You mentioned you're running inference and training on your own infrastructure and through Voltage Park. Have you done any kind of GPU utilization benchmarking or performance tuning across different environments?
No, I haven't really hit that level of utilization that would make that important. Those seem like optimizations that aren't really worth it versus spending a little bit more money for more capacity.
Based on that, is your team generally more focused on developer velocity than pure efficiency per GPU hour?
We're focused on developer velocity. We're a pretty small company, so we need to actually get this done so we can move on as a company. We can't spend that much time on optimization when the models we're using change almost daily.
Are there any adjacent services or tools you wish existed that would make that developer velocity easier?
I think better understanding of utilization of GPU and what's running on top of the GPU so we can optimize would be extremely helpful. In the same way that Intel's profiling tool for CPUs works on various architectures, it'd be really nice if you could have something like that for the GPU. That would really help profile and understand what's going slowly and what you're not utilizing well. It exists, but I haven't seen anyone talk about those tools.

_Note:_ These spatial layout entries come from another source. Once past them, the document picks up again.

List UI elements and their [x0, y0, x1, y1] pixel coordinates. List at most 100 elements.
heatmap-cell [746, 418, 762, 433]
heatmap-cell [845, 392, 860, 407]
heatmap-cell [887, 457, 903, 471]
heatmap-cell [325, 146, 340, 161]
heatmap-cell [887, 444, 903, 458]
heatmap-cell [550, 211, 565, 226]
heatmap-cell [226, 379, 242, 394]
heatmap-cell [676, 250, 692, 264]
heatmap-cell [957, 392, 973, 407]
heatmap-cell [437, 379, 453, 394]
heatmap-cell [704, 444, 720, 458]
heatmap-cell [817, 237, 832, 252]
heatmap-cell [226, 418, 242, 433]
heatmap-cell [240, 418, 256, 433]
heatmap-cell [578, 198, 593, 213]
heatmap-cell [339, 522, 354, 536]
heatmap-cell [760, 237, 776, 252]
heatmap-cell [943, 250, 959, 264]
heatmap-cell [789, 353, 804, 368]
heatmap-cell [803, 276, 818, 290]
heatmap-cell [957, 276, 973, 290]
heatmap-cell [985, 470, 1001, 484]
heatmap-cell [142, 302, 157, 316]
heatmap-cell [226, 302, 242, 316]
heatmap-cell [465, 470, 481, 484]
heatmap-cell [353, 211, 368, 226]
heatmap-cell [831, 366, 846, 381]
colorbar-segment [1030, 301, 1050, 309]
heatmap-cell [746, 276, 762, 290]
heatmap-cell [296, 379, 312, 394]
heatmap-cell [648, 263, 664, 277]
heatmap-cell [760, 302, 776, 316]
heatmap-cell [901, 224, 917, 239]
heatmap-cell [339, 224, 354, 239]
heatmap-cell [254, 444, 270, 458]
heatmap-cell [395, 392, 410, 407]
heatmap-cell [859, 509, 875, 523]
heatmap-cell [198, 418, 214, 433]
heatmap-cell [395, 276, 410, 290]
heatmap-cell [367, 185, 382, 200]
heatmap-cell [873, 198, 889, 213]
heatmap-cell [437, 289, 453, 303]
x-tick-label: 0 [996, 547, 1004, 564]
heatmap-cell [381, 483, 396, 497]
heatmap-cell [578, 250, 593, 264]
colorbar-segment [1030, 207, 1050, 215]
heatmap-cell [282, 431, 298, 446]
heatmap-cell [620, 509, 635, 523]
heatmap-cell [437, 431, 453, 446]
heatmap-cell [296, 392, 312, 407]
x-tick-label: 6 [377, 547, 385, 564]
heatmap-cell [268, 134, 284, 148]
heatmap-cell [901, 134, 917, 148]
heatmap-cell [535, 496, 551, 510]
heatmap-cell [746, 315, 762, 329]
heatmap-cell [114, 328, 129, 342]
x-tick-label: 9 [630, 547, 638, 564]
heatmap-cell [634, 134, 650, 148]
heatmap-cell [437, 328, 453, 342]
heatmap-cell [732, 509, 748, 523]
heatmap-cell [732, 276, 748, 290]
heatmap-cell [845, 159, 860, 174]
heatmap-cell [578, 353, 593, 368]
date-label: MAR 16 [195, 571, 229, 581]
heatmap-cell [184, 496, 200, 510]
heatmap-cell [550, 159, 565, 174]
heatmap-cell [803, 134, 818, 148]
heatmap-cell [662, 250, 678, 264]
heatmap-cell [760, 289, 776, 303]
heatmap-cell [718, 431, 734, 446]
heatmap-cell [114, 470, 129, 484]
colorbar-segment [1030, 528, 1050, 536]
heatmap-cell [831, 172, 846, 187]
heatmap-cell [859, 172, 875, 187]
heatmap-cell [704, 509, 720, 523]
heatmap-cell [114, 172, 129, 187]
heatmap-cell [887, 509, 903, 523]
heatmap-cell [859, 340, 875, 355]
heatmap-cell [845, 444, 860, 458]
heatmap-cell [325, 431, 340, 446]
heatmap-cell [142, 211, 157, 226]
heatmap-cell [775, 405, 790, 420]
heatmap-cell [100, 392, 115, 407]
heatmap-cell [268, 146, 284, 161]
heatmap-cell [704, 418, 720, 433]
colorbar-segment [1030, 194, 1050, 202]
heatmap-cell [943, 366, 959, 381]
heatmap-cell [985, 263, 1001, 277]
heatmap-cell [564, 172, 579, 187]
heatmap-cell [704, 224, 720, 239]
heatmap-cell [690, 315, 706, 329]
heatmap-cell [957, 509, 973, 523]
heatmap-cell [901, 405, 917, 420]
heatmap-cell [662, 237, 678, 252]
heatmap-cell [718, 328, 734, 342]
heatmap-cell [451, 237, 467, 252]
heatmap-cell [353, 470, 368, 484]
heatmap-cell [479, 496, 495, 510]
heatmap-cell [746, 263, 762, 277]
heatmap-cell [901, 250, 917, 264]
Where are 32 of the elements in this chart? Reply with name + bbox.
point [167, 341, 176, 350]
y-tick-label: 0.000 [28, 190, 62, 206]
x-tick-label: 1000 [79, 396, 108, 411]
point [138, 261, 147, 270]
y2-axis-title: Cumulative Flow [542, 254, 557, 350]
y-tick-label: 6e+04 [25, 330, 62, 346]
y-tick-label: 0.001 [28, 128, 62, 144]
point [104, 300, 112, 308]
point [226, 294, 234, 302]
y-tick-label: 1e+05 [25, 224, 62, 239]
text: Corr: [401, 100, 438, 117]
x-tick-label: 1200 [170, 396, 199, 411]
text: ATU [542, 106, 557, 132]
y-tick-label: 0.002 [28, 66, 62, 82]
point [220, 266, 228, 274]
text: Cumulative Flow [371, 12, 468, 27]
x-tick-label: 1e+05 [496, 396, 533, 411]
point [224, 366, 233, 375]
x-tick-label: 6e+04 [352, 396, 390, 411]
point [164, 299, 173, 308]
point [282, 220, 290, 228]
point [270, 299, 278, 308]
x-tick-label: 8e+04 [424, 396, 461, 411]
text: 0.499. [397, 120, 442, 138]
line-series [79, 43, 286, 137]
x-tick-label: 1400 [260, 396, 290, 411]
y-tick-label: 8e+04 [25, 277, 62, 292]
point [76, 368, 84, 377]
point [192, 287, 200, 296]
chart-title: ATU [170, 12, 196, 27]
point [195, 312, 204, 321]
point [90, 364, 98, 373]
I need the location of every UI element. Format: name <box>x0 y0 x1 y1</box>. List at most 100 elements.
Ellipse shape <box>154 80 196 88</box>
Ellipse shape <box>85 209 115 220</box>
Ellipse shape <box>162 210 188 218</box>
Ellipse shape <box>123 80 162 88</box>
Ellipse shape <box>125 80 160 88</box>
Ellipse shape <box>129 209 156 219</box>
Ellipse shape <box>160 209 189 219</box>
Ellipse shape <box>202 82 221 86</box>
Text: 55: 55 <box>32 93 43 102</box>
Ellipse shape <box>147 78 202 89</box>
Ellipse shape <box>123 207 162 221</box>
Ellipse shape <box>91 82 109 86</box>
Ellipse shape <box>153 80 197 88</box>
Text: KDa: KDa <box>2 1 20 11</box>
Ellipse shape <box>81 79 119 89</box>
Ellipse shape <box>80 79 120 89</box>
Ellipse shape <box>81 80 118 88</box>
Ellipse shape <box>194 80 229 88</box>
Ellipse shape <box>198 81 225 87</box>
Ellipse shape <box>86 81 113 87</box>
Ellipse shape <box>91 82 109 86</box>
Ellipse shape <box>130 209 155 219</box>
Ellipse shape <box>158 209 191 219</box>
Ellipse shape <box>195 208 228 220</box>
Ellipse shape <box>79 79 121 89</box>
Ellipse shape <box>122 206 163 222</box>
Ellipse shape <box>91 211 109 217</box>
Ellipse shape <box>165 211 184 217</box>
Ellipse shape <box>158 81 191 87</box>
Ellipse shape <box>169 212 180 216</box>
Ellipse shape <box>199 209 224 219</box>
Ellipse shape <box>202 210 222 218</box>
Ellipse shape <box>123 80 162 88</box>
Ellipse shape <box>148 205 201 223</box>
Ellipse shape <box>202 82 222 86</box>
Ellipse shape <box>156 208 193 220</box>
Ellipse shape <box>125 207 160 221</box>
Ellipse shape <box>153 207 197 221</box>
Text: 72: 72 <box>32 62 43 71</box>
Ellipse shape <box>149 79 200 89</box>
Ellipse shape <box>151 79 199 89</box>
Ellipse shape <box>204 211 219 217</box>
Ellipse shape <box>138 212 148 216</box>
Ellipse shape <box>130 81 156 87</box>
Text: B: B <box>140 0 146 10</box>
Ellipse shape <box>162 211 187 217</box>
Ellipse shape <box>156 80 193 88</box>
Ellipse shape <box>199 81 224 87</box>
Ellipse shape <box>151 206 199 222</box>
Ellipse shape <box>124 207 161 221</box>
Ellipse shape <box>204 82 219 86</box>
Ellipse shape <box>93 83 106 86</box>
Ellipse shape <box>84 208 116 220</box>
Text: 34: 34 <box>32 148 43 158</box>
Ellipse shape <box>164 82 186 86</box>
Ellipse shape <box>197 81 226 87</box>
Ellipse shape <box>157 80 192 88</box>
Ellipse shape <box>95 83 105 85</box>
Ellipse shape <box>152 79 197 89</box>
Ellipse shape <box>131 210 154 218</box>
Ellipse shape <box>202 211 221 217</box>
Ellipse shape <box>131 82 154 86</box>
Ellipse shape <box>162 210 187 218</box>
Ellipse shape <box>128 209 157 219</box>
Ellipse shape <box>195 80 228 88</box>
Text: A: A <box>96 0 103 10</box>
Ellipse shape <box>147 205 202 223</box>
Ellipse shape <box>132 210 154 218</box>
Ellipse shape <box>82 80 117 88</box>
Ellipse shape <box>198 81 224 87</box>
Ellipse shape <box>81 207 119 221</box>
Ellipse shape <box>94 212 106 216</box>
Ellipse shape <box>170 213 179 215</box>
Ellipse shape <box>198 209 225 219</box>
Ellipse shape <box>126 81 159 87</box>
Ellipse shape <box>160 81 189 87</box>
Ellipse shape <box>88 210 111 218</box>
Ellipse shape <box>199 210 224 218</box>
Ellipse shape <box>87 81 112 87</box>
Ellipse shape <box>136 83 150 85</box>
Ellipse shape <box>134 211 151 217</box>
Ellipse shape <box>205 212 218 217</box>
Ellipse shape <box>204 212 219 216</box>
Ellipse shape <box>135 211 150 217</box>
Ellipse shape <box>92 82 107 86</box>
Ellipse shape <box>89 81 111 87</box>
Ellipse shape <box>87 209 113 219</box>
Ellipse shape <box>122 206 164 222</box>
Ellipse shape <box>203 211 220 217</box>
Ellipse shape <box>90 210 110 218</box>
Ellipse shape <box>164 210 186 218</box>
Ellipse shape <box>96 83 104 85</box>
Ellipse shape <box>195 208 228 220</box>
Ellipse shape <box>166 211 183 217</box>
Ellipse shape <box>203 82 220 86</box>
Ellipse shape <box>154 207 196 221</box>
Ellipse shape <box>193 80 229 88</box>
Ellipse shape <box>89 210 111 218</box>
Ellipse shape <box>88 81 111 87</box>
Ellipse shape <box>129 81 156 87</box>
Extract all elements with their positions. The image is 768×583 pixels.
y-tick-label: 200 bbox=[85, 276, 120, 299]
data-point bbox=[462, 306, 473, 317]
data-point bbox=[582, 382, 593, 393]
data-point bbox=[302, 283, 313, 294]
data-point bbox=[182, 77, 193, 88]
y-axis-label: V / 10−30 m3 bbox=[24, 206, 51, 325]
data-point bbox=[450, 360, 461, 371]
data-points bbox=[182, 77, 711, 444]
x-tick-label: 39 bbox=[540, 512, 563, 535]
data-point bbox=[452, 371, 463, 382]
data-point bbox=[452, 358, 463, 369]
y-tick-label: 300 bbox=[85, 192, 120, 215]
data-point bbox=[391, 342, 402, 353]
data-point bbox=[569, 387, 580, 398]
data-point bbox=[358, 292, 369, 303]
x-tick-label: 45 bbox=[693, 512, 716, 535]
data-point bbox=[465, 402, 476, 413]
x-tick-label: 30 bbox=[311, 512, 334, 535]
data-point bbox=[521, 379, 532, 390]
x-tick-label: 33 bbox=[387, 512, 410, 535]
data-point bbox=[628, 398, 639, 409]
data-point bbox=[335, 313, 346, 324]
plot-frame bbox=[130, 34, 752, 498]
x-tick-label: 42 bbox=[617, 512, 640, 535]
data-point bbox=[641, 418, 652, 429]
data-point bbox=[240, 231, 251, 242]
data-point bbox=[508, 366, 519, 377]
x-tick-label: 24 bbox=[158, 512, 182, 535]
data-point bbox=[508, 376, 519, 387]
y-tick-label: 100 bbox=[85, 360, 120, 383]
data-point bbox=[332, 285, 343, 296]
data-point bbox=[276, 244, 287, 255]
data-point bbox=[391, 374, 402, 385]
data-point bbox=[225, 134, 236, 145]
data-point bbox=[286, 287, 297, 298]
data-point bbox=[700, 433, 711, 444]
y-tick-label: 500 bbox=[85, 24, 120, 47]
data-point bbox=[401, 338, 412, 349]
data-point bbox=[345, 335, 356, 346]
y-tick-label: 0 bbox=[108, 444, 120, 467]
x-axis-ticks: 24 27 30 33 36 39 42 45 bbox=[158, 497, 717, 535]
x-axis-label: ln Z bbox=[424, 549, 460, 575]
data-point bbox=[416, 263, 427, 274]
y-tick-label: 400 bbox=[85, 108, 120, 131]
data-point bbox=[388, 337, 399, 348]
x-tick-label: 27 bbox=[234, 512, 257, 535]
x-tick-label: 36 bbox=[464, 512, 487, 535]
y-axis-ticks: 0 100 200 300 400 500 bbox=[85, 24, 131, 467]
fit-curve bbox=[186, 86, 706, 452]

How would you ideally want to see such a tool integrated?
I would see it integrated into my platform in a continuous way. I want to be able to see profiling over time, and I want it to be super low overhead.
Are you training mostly vision models, reinforcement learning, SLAM systems, or what categories dominate your GPU usage?
Density functional theory related to quantum mechanics.
Are there any special GPU needs or constraints that DFT imposes? And how well do GPU cloud providers support those today?
Floating point precision is extremely important.
Have you found that most GPU cloud providers, like Voltage Park, offer GPUs that meet those FP64 performance needs reliably?
It's been pretty reliable. We haven't really had many problems.